About This Site
How this budget explorer was built, what role AI played, and what you should keep in mind when using it.
What is the Pittsburgh Budget Explorer?
This site makes the City of Pittsburgh's FY2026 Operating and Capital Budgets easier to browse. The city publishes its budget as large PDF documents — hundreds of pages of tables, narratives, and financial data. This project extracts that data from the PDFs and presents it in a searchable, sortable, and visual format.
The goal is to make budget information more accessible to residents, journalists, researchers, and anyone who wants to understand how Pittsburgh plans to spend public money — without needing to manually dig through PDFs.
How was it built?
The project has two main parts: data extraction (getting numbers out of the PDFs) and the web application (this site, which presents the data). Both were built through a collaboration between a human developer and AI tools.
Data extraction
The budget PDFs don't contain neatly structured data — they contain images of tables laid out on pages. Extracting the data required building a custom spatial table extractor that reads the position of every word on each page, groups them into rows and columns based on their coordinates, and reassembles the table structure. This is more involved than simple text extraction because the tables use whitespace (not borders) to separate columns, and many tables span multiple pages or have complex multi-line headers.
The extractor processes over 100 PDF sections across both the operating and capital budgets. Its output is validated against a regression test suite of expected CSV files — one per table — to catch errors whenever the extraction logic is changed.
The web application
This site is a static website built with Astro and styled with Tailwind CSS. Charts are rendered with Observable Plot. The site is generated from the extracted CSV data — there is no backend server or database. Once built, the site is entirely static HTML, CSS, and JavaScript.
What role did AI play?
This project was built using AI-assisted development — specifically, Claude Code, an AI coding tool made by Anthropic. The AI was used extensively throughout the project:
- Writing code: The AI wrote the majority of the Python extraction code, the web application components, and the data transformation scripts.
- Debugging extraction issues: When tables didn't extract correctly, the AI analyzed the spatial layout of words on the page and adjusted the extraction logic.
- Building the website: Page layouts, navigation, charts, search functionality, and interactive data views were largely AI-generated.
- Content generation: The glossary definitions and some descriptive text on the site were drafted by AI based on the budget documents.
However, a human developer directed every step. The human decided what to build, reviewed the AI's output, identified extraction errors by visually comparing results against the source PDFs, and made editorial and design decisions. The AI did not independently decide what data to extract or how to present it — it worked under human direction and review.
Think of the AI's role as similar to a highly productive assistant: it can write code quickly and suggest approaches, but a human is responsible for the goals, quality checks, and final decisions.
Important caveats about accuracy
This site is not an official City of Pittsburgh publication.
The data shown here was mechanically extracted from the city's published budget PDFs. It has not been reviewed or endorsed by the City of Pittsburgh. For authoritative budget figures, always refer to the official budget documents.
Extracting tabular data from PDFs is inherently imperfect. While this project uses a regression test suite covering hundreds of tables to minimize errors, there are known risks:
- Misaligned columns: When table columns are very close together or values are unusually long, the extractor may assign a number to the wrong column. Dollar amounts could appear under the wrong fiscal year heading.

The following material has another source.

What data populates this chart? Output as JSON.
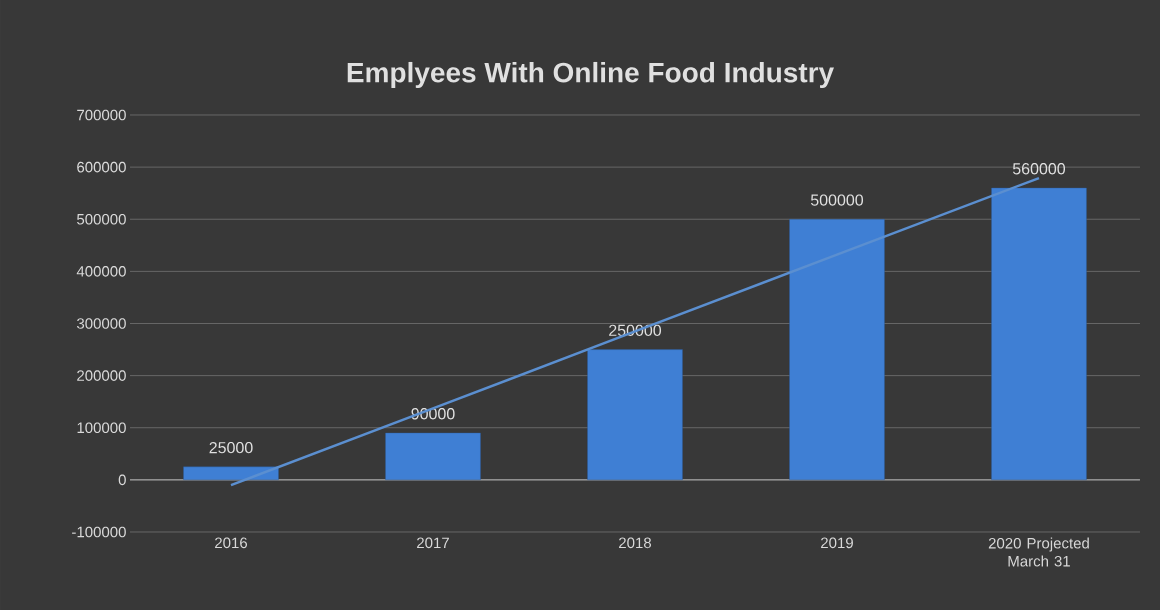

- Merged or split rows: Multi-line cell contents (like long department names) may be incorrectly split into separate rows or merged with adjacent rows.
- Missing data: Some tables with unusual formatting may not be extracted at all, or individual rows may be dropped if their layout doesn't match expected patterns.
- Number formatting: Parenthetical negative numbers, footnote markers, or stray characters near dollar amounts could cause values to be read incorrectly.
- Aggregation errors: Summary statistics, charts, and "what changed" comparisons on this site are computed from the extracted data. If the underlying extraction has errors, the summaries will reflect those errors.
If you spot something that looks wrong, you can verify it against the source PDF. The section pages on this site include page references that correspond to the original budget documents.
Source data and transparency
The source data for this site comes from two PDF documents published by the City of Pittsburgh's Office of Management and Budget:
- The FY2026 Operating Budget — covering department budgets, revenue, personnel, grants, trust funds, and financial forecasts.
- The FY2026 Capital Budget — covering the six-year capital improvement plan, including infrastructure, facilities, parks, and equipment projects.
No data on this site comes from sources other than these two documents. No figures have been manually entered, estimated, or editorially adjusted — every number shown was extracted programmatically from the PDFs.
The extraction code, test suite, and website source code are available for inspection. Transparency about how the data was processed is a core goal of this project.
Who made this?
This project was created by a Pittsburgh resident interested in making public budget data more accessible. It is an independent, volunteer effort and is not affiliated with or endorsed by the City of Pittsburgh government.